The texts puzzled Melissa Shook’s relatives. Her mother, Debra Smith, told detectives the grammar and word choice didn’t sound like her daughter, that the messages lacked her daughter’s standard signature and that Melissa Shook would have called instead of texting such important information. The mother and daughter talked on the phone every day, Smith said, and Melissa Shook had been in a good mood.
After days of searching, family members began to fear the worst. Five days after Melissa Shook disappeared, her body was found in a stand of woods. Her purse, emptied, lay in a nearby bush.
Joseph Shook was arrested on Aug. 9, 2007.
In addition to the text messages, crucial evidence in the case will likely include duct tape found on Melissa Shook’s body that detectives say came from a roll in Joseph Shook’s house, and that is alleged to have his fingerprint.
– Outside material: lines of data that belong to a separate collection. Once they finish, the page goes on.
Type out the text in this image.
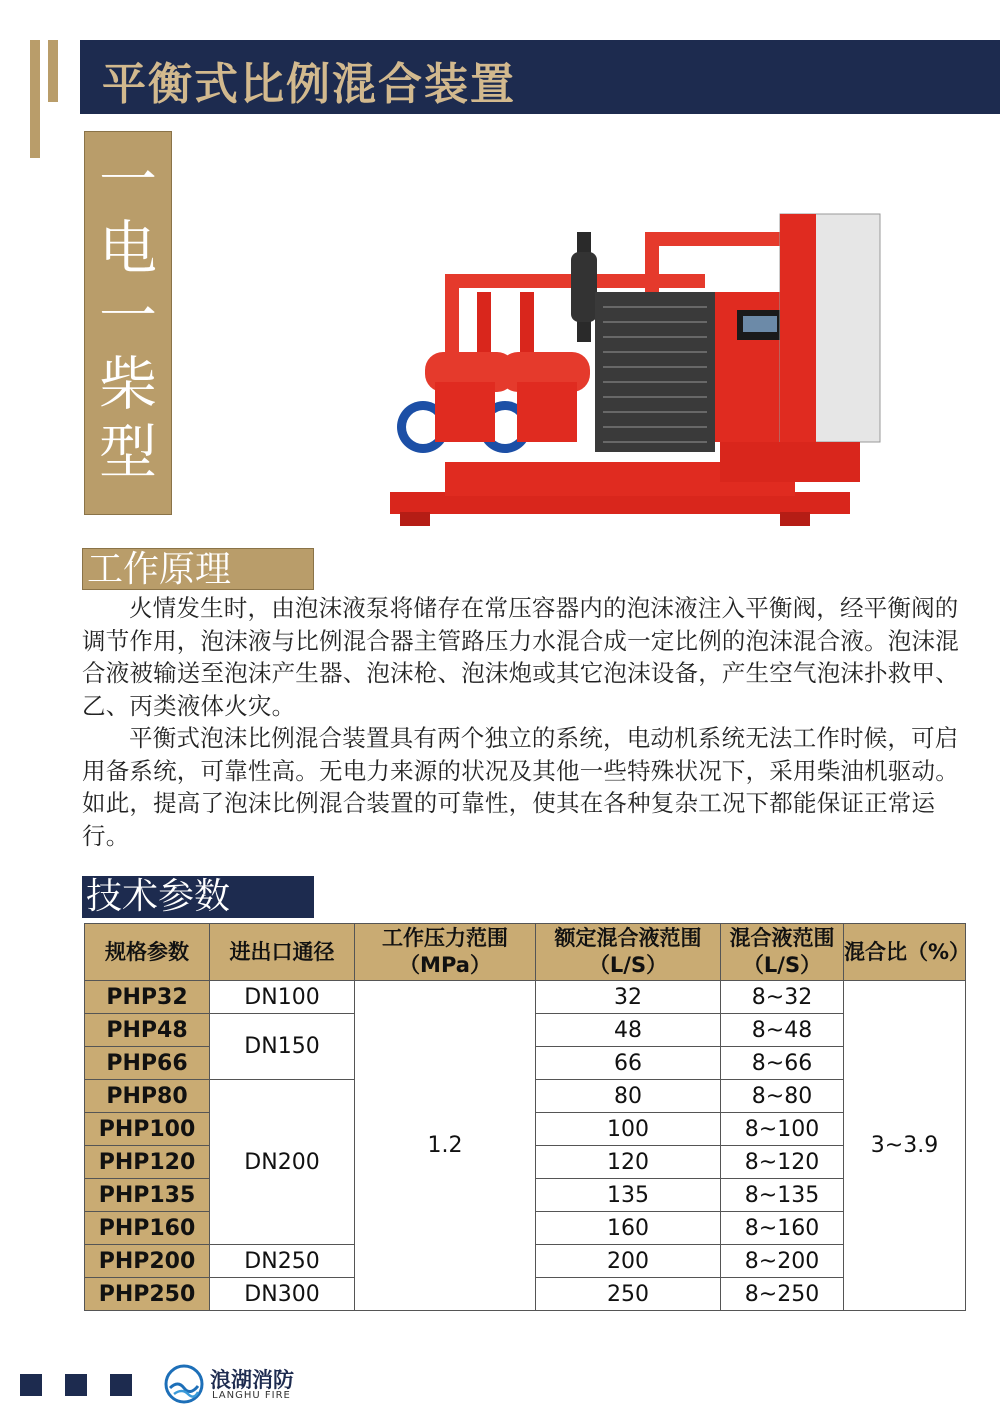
平衡式比例混合装置
一
电
一
柴
型
工作原理

火情发生时，由泡沫液泵将储存在常压容器内的泡沫液注入平衡阀，经平衡阀的调节作用，泡沫液与比例混合器主管路压力水混合成一定比例的泡沫混合液。泡沫混合液被输送至泡沫产生器、泡沫枪、泡沫炮或其它泡沫设备，产生空气泡沫扑救甲、乙、丙类液体火灾。

平衡式泡沫比例混合装置具有两个独立的系统，电动机系统无法工作时候，可启用备系统，可靠性高。无电力来源的状况及其他一些特殊状况下，采用柴油机驱动。如此，提高了泡沫比例混合装置的可靠性，使其在各种复杂工况下都能保证正常运行。

技术参数
规格参数	进出口通径	工作压力范围（MPa）	额定混合液范围（L/S）	混合液范围（L/S）	混合比（%）
PHP32	DN100	1.2	32	8~32	3~3.9
PHP48	DN150		48	8~48	
PHP66			66	8~66	
PHP80	DN200		80	8~80	
PHP100			100	8~100	
PHP120			120	8~120	
PHP135			135	8~135	
PHP160			160	8~160	
PHP200	DN250		200	8~200	
PHP250	DN300		250	8~250	
浪湖消防
LANGHU FIRE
A hardware store employee may also testify that Shook entered his store to purchase rope and a shovel that detectives later linked to the scene.
Shook was originally to be tried in Lee County but was allowed to choose between Lee and Hendry after detectives acknowledged they could not verify in which county the crime was committed. He chose Hendry County.
The couple was married in 2003. In a January 2007 petition for injunction, Melissa Shook claimed her husband slapped her across the face while she was pregnant, pulled her hair and beat her with a belt. She said he beat the children, as well, and beat her in front of them. The petition was granted, and Melissa Shook filed for divorce in March 2007.
They have three children, Joseph Ray II, 6; Kaylee Jill, 4; and Kronos Magnusson, 3.